Dans un document de 14 pages, le comité chargé d’examiner l’affaire indique que l’état mental de M. Schoenborn est stable depuis des années, que son trouble psychotique est en rémission complète et qu’il suit assidûment son traitement médicamenteux.

Il précise que M. Schoenborn s’est vu progressivement accorder davantage d’accès à la vie en société depuis 2019 et que, plus récemment, il vit dans un cadre de vie accompagné par du personnel, où il peut résider dans son propre chalet.

M. Schoenborn avait été déclaré non criminellement responsable des meurtres au premier degré de ses trois enfants — Cordon, âgé de cinq ans, Max, âgé de huit ans, et Kaitlynne, âgée de dix ans — commis en 2008 à leur domicile de Merritt, en Colombie-Britannique.

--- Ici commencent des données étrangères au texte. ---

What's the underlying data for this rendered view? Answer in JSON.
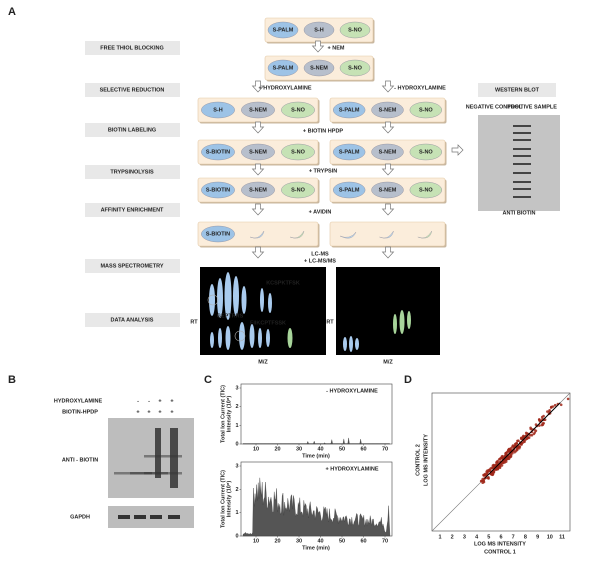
{
  "panel_a": {
    "label": "A",
    "steps": [
      "FREE THIOL BLOCKING",
      "SELECTIVE REDUCTION",
      "BIOTIN LABELING",
      "TRYPSINOLYSIS",
      "AFFINITY ENRICHMENT",
      "MASS SPECTROMETRY",
      "DATA ANALYSIS"
    ],
    "flow": {
      "center": [
        [
          "S-PALM",
          "S-H",
          "S-NO"
        ],
        [
          "S-PALM",
          "S-NEM",
          "S-NO"
        ]
      ],
      "left": [
        [
          "S-H",
          "S-NEM",
          "S-NO"
        ],
        [
          "S-BIOTIN",
          "S-NEM",
          "S-NO"
        ],
        [
          "S-BIOTIN",
          "S-NEM",
          "S-NO"
        ],
        [
          "S-BIOTIN"
        ]
      ],
      "right": [
        [
          "S-PALM",
          "S-NEM",
          "S-NO"
        ],
        [
          "S-PALM",
          "S-NEM",
          "S-NO"
        ],
        [
          "S-PALM",
          "S-NEM",
          "S-NO"
        ],
        []
      ]
    },
    "reagents": {
      "nem": "+ NEM",
      "plus_hydroxylamine": "+ HYDROXYLAMINE",
      "minus_hydroxylamine": "- HYDROXYLAMINE",
      "biotin": "+ BIOTIN HPDP",
      "trypsin": "+ TRYPSIN",
      "avidin": "+ AVIDIN",
      "lcms": "LC-MS",
      "lcmsms": "+ LC-MS/MS"
    },
    "ms": {
      "peptides": [
        "KCSPKTFSK",
        "GEPTRRS",
        "FIIKCPTFSSK"
      ],
      "y_label": "RT",
      "x_label": "M/Z"
    },
    "western": {
      "title": "WESTERN BLOT",
      "negative": "NEGATIVE CONTROL",
      "positive": "POSITIVE SAMPLE",
      "antibody": "ANTI BIOTIN"
    }
  },
  "panel_b": {
    "label": "B",
    "hydroxylamine": "HYDROXYLAMINE",
    "biotin": "BIOTIN-HPDP",
    "hydroxylamine_signs": [
      "-",
      "-",
      "+",
      "+"
    ],
    "biotin_signs": [
      "+",
      "+",
      "+",
      "+"
    ],
    "antibody": "ANTI - BIOTIN",
    "loading": "GAPDH"
  },
  "panel_c": {
    "label": "C",
    "y_label": "Total Ion Current (TIC)",
    "y_unit": "Intensity (10⁸)",
    "x_label": "Time (min)",
    "yticks": [
      0,
      1,
      2,
      3
    ],
    "xticks": [
      10,
      20,
      30,
      40,
      50,
      60,
      70
    ],
    "legend_top": "- HYDROXYLAMINE",
    "legend_bottom": "+ HYDROXYLAMINE"
  },
  "panel_d": {
    "label": "D",
    "xticks": [
      1,
      2,
      3,
      4,
      5,
      6,
      7,
      8,
      9,
      10,
      11
    ],
    "x_label": "LOG MS INTENSITY",
    "x_sample": "CONTROL 1",
    "y_label": "LOG MS INTENSITY",
    "y_sample": "CONTROL 2"
  }
}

Le comité s’est abstenu de lui accorder une libération sans condition, s’appuyant sur un rapport d’expert indiquant que, sans suivi au sein de la communauté, il n’aurait probablement aucun lien social, ce qui augmenterait le risque qu’il interrompe son traitement et rechute.

Un rapport psychiatrique indique que M. Schoenborn envisage depuis longtemps de vivre dans un appartement et d’adopter un chat, et qu’il a déclaré ne pas être intéressé par une relation intime.

La décision écrite du comité note que les avocats du procureur général et du directeur de l’hôpital médico-légal ont fait valoir que les preuves «continuent d’établir que M. Schoenborn répond aux critères de menace significative justifiant le maintien de l’intervention des services médico-légaux dans sa vie et la surveillance du comité».

La décision écrite précise que les crimes en question sont «de la plus haute gravité».

«La profondeur de la détresse et du chagrin ressentis par la famille et les proches des victimes est incommensurable et ne saurait être surestimée», peut-on y lire.

Un représentant de la famille des victimes de M. Schoenborn a qualifié de «déconcertante» la décision d’accorder une libération conditionnelle.